Get Out is a movie about obsession. It is an obsession with “the other” and particularly white obsession with the black experience. Peele’s thesis is that white people secretly want to be black, or want to at least try it and this premise plays out in a fascinating way. It’s a brilliant insight into the vague nature of racism.

We’re presented with an interracial couple of about five months who are on a road trip home so that the black boyfriend can meet the parents of the white girlfriend. It kind of plays out the way one would expect. The boyfriend is met with racism during the roadtrip home, over eager parents trying to prove that race isn’t at all an issue to them, and friends of the family attempting to make polite conversation but coming off as ignorant.  The girlfriend is perennially supportive and we see them as two heroes against an oblivious, unenlightened world.

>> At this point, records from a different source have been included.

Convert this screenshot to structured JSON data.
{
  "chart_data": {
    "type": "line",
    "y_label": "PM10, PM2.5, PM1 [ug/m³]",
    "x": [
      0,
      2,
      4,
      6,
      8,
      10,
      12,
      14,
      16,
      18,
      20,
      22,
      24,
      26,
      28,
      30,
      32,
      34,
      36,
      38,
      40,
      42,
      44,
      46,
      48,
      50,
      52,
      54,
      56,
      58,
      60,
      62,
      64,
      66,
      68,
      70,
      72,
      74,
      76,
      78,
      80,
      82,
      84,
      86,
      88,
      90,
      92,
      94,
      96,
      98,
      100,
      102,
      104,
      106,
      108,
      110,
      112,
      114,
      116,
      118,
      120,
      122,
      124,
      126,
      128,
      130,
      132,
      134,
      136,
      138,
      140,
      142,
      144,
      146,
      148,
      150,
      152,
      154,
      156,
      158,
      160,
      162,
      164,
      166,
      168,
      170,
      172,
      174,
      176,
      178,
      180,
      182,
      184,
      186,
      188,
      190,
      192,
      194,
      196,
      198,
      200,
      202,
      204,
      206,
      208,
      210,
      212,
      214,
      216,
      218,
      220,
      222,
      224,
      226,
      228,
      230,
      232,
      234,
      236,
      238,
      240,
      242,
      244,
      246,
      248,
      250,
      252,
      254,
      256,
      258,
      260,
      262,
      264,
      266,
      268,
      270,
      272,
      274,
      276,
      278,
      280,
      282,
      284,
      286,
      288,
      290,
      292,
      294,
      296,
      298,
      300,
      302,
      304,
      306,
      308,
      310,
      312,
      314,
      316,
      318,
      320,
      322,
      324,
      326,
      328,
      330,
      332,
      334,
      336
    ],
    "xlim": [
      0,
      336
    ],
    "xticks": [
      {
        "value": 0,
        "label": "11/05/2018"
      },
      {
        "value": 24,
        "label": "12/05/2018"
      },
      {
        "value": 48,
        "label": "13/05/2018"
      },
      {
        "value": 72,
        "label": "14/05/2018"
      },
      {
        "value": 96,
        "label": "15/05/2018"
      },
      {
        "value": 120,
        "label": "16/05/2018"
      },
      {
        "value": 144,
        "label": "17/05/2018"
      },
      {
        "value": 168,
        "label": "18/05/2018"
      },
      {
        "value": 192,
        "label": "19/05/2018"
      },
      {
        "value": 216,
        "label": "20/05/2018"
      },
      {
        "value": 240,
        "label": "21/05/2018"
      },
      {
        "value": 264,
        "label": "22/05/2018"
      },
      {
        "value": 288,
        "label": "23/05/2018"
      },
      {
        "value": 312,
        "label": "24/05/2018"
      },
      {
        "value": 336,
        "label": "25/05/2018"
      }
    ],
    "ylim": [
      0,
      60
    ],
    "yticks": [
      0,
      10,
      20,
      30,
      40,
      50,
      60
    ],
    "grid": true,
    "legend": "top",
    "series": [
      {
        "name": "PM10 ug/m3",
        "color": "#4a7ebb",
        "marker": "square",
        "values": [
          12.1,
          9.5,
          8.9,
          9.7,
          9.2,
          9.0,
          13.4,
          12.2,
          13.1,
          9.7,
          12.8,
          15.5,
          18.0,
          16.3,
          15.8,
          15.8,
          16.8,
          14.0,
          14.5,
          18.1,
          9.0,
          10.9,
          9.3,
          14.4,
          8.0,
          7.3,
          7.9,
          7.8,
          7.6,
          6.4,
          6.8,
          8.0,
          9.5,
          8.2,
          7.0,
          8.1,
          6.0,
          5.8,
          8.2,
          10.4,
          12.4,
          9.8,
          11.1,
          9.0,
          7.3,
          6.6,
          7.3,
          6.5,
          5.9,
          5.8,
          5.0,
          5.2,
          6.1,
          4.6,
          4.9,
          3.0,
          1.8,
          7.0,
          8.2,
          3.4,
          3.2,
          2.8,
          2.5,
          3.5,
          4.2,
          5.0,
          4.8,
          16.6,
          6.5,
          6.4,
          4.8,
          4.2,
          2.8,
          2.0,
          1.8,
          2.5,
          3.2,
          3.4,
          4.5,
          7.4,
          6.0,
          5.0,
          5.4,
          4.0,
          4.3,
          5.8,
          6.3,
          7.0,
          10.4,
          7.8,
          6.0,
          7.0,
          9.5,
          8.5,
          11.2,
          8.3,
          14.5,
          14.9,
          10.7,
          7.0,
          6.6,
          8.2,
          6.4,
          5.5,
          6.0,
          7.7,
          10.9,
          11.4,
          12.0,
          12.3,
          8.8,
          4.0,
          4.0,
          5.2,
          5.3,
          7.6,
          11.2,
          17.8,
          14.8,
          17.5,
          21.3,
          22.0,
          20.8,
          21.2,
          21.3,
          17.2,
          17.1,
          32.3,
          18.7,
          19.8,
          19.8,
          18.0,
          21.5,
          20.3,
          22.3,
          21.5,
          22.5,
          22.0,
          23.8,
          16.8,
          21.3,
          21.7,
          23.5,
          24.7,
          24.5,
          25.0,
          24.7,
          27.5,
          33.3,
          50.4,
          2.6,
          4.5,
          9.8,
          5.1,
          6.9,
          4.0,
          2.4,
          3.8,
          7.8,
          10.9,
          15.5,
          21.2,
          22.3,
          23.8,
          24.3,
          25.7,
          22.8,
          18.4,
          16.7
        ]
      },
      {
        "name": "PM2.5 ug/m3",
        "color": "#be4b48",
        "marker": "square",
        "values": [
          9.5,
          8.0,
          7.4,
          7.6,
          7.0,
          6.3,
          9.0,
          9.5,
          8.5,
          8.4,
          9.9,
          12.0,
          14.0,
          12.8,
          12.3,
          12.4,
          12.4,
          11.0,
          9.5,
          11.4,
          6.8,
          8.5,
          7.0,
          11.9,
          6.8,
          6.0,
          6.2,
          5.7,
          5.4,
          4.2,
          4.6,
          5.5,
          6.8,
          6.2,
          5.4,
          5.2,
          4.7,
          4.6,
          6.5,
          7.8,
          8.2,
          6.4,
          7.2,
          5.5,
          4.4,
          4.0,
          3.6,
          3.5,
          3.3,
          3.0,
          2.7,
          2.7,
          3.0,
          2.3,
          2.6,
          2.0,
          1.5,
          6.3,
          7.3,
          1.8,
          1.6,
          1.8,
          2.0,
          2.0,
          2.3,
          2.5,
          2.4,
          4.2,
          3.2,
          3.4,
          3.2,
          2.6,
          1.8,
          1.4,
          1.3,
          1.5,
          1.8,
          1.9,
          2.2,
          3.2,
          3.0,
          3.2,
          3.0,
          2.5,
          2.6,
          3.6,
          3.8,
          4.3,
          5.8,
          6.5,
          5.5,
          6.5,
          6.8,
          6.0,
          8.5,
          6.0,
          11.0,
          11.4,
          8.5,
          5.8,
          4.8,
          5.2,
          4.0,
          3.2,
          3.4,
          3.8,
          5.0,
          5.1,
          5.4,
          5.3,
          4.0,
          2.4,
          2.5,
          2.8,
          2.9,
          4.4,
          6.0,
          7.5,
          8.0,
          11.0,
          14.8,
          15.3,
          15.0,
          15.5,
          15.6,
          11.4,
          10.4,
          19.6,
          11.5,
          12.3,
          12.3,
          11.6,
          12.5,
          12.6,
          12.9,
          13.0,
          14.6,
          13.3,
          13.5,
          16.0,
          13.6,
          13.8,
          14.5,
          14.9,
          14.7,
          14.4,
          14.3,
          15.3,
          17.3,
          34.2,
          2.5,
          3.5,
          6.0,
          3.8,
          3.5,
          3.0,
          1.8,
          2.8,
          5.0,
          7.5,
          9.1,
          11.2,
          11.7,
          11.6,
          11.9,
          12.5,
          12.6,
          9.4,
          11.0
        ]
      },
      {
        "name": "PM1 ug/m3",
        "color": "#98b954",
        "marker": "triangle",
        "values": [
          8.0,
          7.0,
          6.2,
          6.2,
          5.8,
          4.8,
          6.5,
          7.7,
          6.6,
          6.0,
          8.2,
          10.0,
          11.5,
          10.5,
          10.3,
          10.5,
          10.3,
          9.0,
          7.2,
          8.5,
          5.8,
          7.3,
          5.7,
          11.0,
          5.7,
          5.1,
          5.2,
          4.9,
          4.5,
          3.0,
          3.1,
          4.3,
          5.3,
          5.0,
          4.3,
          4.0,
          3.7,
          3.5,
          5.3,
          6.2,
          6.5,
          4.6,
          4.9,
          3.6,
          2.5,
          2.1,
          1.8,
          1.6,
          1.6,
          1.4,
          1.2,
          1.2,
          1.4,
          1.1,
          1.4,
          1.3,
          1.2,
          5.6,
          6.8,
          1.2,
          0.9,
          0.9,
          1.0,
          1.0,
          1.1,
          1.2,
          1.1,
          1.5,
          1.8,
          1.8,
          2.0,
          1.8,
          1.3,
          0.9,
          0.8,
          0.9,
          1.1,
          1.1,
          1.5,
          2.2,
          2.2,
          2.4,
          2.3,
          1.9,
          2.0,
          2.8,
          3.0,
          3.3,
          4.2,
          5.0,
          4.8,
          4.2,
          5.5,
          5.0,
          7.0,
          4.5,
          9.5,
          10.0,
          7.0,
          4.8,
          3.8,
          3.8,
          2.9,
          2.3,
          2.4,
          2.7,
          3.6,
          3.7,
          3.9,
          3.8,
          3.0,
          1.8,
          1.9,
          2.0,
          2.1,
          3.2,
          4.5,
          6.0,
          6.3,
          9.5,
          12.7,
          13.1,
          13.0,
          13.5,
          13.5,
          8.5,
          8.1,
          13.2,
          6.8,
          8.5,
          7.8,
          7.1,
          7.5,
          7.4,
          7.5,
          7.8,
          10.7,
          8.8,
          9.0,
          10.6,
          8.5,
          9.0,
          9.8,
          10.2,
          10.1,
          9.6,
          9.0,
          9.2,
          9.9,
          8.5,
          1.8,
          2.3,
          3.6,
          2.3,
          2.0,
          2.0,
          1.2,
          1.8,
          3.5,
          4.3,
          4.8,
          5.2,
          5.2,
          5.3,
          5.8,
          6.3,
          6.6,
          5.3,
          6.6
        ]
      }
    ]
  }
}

Next is a series of events where we, as viewers, get an intriguing look at an instinct gone awry.  Whether it’s bias, resentment or obsession, there is an inescapable desire to transcend oneself and live as what one fears. Whether it is to understand it or to destroy it, or make love to it. It’s the obsession, the focal point that makes one insane and desire escape into dominance. It is a desire to make submissive, to own, to objectify.  We meet people in this film who have been put face to face with their own demise, their own slavery. Or we see oppressors fighting to save their own at whatever cost, even if it means enslaving another human to do so.

The acting from beginning to end is utterly stunning. It is perfectly cast with performances which are disturbing to the core and frighteningly real.

The movie is incredible and Peele’s movie is virtuosic.  I can’t wait to see what he comes up with next.